From this AutoML training on the full dataset, they achieved 0.066 macro-AP, which is 38% better than the first model on the sampled graph! This was a very promising result, and they wanted to understand the source of improvement.
As explained above, it is very easy to verify this hypothesis: run another Predictive Query on the 10% sampled data graph with turning on AutoML. This query produced only 0.051 macro-AP, which is only 6% improvement over the first experiment. Thus, they could conclude that the remaining 29% of improvement comes from scaling the dataset to the full graph. This conclusion is well-aligned with ML intuition that feeding more data is usually the best way to boost model performance.
In the approaches so far, they trained a model only using the training period (one 90-day period) and used the validation period for AutoML model selection. However, theoretically, once AutoML finds the best hyperparameters, the model can be retrained additionally using the data in the validation period. It is called ReFit.

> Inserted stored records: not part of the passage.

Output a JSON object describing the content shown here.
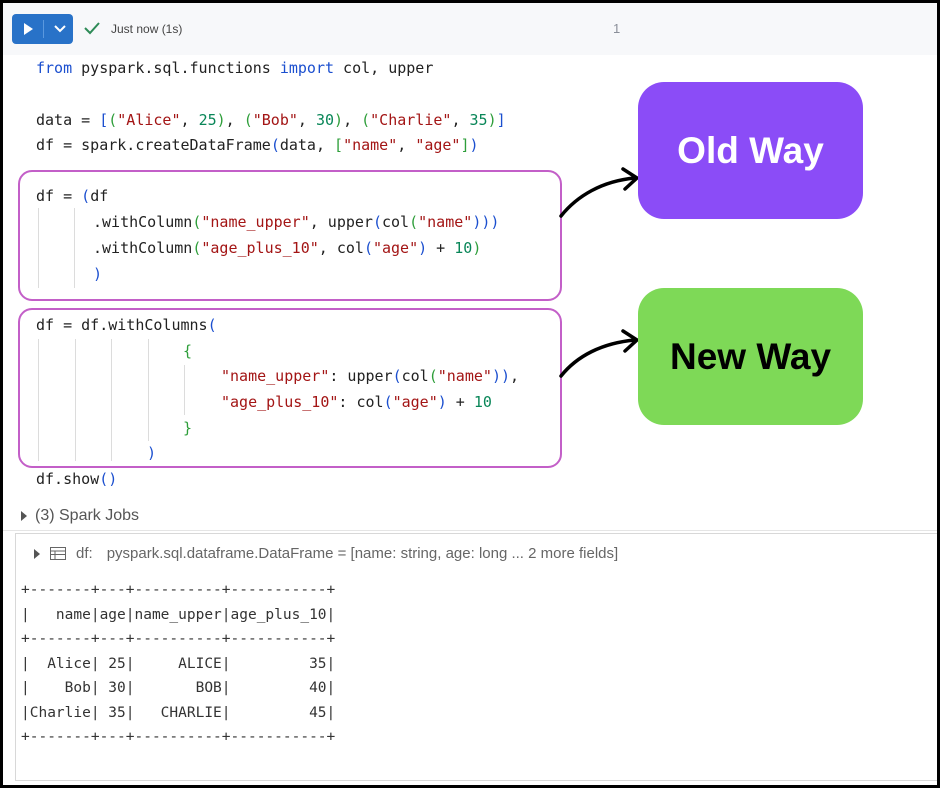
{
  "toolbar": {
    "status": "Just now (1s)",
    "cell_number": "1"
  },
  "code": {
    "import_line": {
      "from": "from",
      "module": " pyspark.sql.functions ",
      "import": "import",
      "names": " col, upper"
    },
    "data_line": {
      "prefix": "data = ",
      "open": "[",
      "t1a": "(",
      "s1": "\"Alice\"",
      "n1": "25",
      "t1b": ")",
      "t2a": "(",
      "s2": "\"Bob\"",
      "n2": "30",
      "t2b": ")",
      "t3a": "(",
      "s3": "\"Charlie\"",
      "n3": "35",
      "t3b": ")",
      "close": "]"
    },
    "create_line": {
      "prefix": "df = spark.createDataFrame",
      "open": "(",
      "arg": "data, ",
      "lopen": "[",
      "s1": "\"name\"",
      "s2": "\"age\"",
      "lclose": "]",
      "close": ")"
    },
    "old": {
      "l1": {
        "prefix": "df = ",
        "open": "(",
        "rest": "df"
      },
      "l2": {
        "method": ".withColumn",
        "open": "(",
        "s1": "\"name_upper\"",
        "mid": ", upper",
        "p1": "(",
        "fn": "col",
        "p2": "(",
        "s2": "\"name\"",
        "p3": ")))"
      },
      "l3": {
        "method": ".withColumn",
        "open": "(",
        "s1": "\"age_plus_10\"",
        "mid": ", col",
        "p1": "(",
        "s2": "\"age\"",
        "p2": ")",
        "op": " + ",
        "n": "10",
        "p3": ")"
      },
      "l4": {
        "close": ")"
      }
    },
    "new": {
      "l1": {
        "prefix": "df = df.withColumns",
        "open": "("
      },
      "l2": {
        "brace": "{"
      },
      "l3": {
        "s1": "\"name_upper\"",
        "mid": ": upper",
        "p1": "(",
        "fn": "col",
        "p2": "(",
        "s2": "\"name\"",
        "p3": "))",
        "comma": ","
      },
      "l4": {
        "s1": "\"age_plus_10\"",
        "mid": ": col",
        "p1": "(",
        "s2": "\"age\"",
        "p2": ")",
        "op": " + ",
        "n": "10"
      },
      "l5": {
        "brace": "}"
      },
      "l6": {
        "close": ")"
      }
    },
    "show_line": {
      "text": "df.show",
      "parens": "()"
    }
  },
  "labels": {
    "old_way": "Old Way",
    "new_way": "New Way"
  },
  "spark_jobs": "(3) Spark Jobs",
  "dataframe": {
    "name": "df:",
    "type": "pyspark.sql.dataframe.DataFrame = [name: string, age: long ... 2 more fields]"
  },
  "table_output": {
    "border": "+-------+---+----------+-----------+",
    "header": "|   name|age|name_upper|age_plus_10|",
    "rows": [
      "|  Alice| 25|     ALICE|         35|",
      "|    Bob| 30|       BOB|         40|",
      "|Charlie| 35|   CHARLIE|         45|"
    ]
  },
  "colors": {
    "run_button": "#2872c8",
    "old_way_bg": "#8b4cf7",
    "new_way_bg": "#7ed957",
    "box_border": "#c35fc8"
  }
}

Figure 4: Illustration of ReFit
The client could control this Refit from the Advanced Options. In their use case, to evaluate on the same holdout period, they ran the query with the following Advanced option:
From this query, they achieved 0.083 macro-AP, which gave an extra 27% improvement over the query without ReFit. Note that using ReFit doubled the volume of target labels and also trained the model on more recent data, so this improvement also aligns well with ML intuition.
Figure 5: Overall Iterations
From the moment of connecting data, it took only 1 day to get preliminary results, which were already 11 times better than the heuristic baselines and comparable with the client’s internal model, and also ran some hypothesis testing on the same day.
After having the preliminary results, they performed the additional iterations mentioned earlier such as training on the full data and switching on ReFit, thus achieving 73% additional gain in terms of macro-AP. And all the gain here took only 3 days!
This case study shows the value of the Kumo platform, which is designed to enable data scientists to do much faster iteration and hypothesis testing, thus dramatically improving their final model quality, all with just a few clicks and lines of code.